I was destined to be an educator, but I never assumed that I would become a college president, much less of the community college that afforded me my only opportunity to pursue higher education. My bachelor’s degree is in criminal justice administration, an area that I perceived would lead to self-sufficiency, which it would have. However, life happened and I became a single mother at age 20. I had registered in a master’s program in forensic science, and I was told that I would have to relocate to obtain employment in that field. As a single mother whose support system was my parents, there was no way that I could relocate. I decided to change my degree to a master’s in educational counseling. By doing that, I was afforded the opportunity to work as a part-time counselor at Imperial Valley College at a very young age. I fell in love with the profession. It made me realize that this is where I belonged and where I was destined to serve.
Do you think access has been an obstacle for many students?
That is definitely something that I’m interested in. I admire the commitment that College of the Desert has demonstrated to afford access in Thermal, Desert Hot Springs, Palm Springs. Cathedral City will focus on the automotive technology program, and there are discussions in Coachella. I’m committed to continue and to dive into ensuring that we’re supporting our students as best as possible.

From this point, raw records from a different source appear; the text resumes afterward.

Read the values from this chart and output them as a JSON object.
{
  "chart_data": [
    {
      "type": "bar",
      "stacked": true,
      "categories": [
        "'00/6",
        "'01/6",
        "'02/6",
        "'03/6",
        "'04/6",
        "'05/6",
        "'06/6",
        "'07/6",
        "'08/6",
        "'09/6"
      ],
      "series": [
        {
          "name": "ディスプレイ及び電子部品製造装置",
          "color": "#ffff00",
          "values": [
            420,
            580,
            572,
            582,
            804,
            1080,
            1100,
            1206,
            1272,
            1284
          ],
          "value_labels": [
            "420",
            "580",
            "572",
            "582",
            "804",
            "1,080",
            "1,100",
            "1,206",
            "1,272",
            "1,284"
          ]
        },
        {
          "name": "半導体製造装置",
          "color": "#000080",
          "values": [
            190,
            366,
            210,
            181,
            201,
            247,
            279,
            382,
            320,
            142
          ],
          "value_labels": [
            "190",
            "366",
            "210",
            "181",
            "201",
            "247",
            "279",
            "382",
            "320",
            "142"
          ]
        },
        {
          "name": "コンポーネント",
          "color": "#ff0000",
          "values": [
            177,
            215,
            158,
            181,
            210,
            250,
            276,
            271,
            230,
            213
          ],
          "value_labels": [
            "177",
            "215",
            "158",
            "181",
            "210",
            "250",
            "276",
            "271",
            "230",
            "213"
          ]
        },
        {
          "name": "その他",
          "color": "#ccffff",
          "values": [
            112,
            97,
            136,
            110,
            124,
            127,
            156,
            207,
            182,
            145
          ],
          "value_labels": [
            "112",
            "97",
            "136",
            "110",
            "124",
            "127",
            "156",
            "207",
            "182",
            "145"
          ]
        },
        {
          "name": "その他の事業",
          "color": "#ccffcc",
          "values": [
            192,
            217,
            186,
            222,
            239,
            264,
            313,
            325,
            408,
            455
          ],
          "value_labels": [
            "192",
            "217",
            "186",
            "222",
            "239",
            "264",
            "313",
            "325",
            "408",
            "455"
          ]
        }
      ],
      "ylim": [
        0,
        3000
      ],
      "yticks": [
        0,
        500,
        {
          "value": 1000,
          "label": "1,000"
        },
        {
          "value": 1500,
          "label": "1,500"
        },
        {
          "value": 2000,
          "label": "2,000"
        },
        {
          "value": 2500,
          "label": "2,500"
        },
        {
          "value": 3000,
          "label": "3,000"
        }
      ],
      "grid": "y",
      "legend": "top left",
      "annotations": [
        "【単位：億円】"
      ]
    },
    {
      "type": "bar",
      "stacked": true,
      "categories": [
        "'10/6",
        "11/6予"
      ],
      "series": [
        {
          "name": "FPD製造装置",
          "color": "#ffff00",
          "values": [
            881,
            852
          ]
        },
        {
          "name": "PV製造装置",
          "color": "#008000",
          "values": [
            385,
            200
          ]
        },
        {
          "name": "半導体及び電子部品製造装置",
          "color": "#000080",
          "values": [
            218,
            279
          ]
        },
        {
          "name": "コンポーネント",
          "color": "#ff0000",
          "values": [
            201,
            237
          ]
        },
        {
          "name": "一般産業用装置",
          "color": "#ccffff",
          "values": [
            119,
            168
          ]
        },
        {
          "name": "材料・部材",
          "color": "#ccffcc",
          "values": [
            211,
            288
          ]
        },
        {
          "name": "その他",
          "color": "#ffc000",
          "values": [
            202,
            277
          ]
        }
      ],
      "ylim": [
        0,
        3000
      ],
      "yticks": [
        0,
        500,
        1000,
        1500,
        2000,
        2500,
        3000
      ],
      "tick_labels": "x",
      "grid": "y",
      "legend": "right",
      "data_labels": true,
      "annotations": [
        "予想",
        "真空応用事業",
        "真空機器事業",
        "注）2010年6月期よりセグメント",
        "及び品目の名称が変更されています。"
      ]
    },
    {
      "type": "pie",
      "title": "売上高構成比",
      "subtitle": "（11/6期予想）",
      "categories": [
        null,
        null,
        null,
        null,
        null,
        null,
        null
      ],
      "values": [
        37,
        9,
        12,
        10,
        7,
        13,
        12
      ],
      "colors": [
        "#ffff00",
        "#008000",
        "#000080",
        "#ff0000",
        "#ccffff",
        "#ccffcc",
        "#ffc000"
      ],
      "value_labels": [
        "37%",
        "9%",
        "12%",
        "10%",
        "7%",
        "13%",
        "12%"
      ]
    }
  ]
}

How do you walk into this massive expansion and manage it?
Frankly, it’s excites me. We are extremely grateful to the community for supporting the bond and being committed to the expansion. One of my first priorities is determining where we are with the expenditures and how much are we anticipating that these projects will cost, and then bring that information to the board and to the community so that we are transparent.
I’m also very interested in ensuring that, as we attempt to continue to increase our face-to-face courses and interaction, that everyone’s safe. That is another priority.
Thirdly, we recognize that there has been a decrease in enrollment. So, we go back to access, we go back to expansion. How are we going to recapture and also attract new students? So, as I’m entering the role, those are my top three priorities.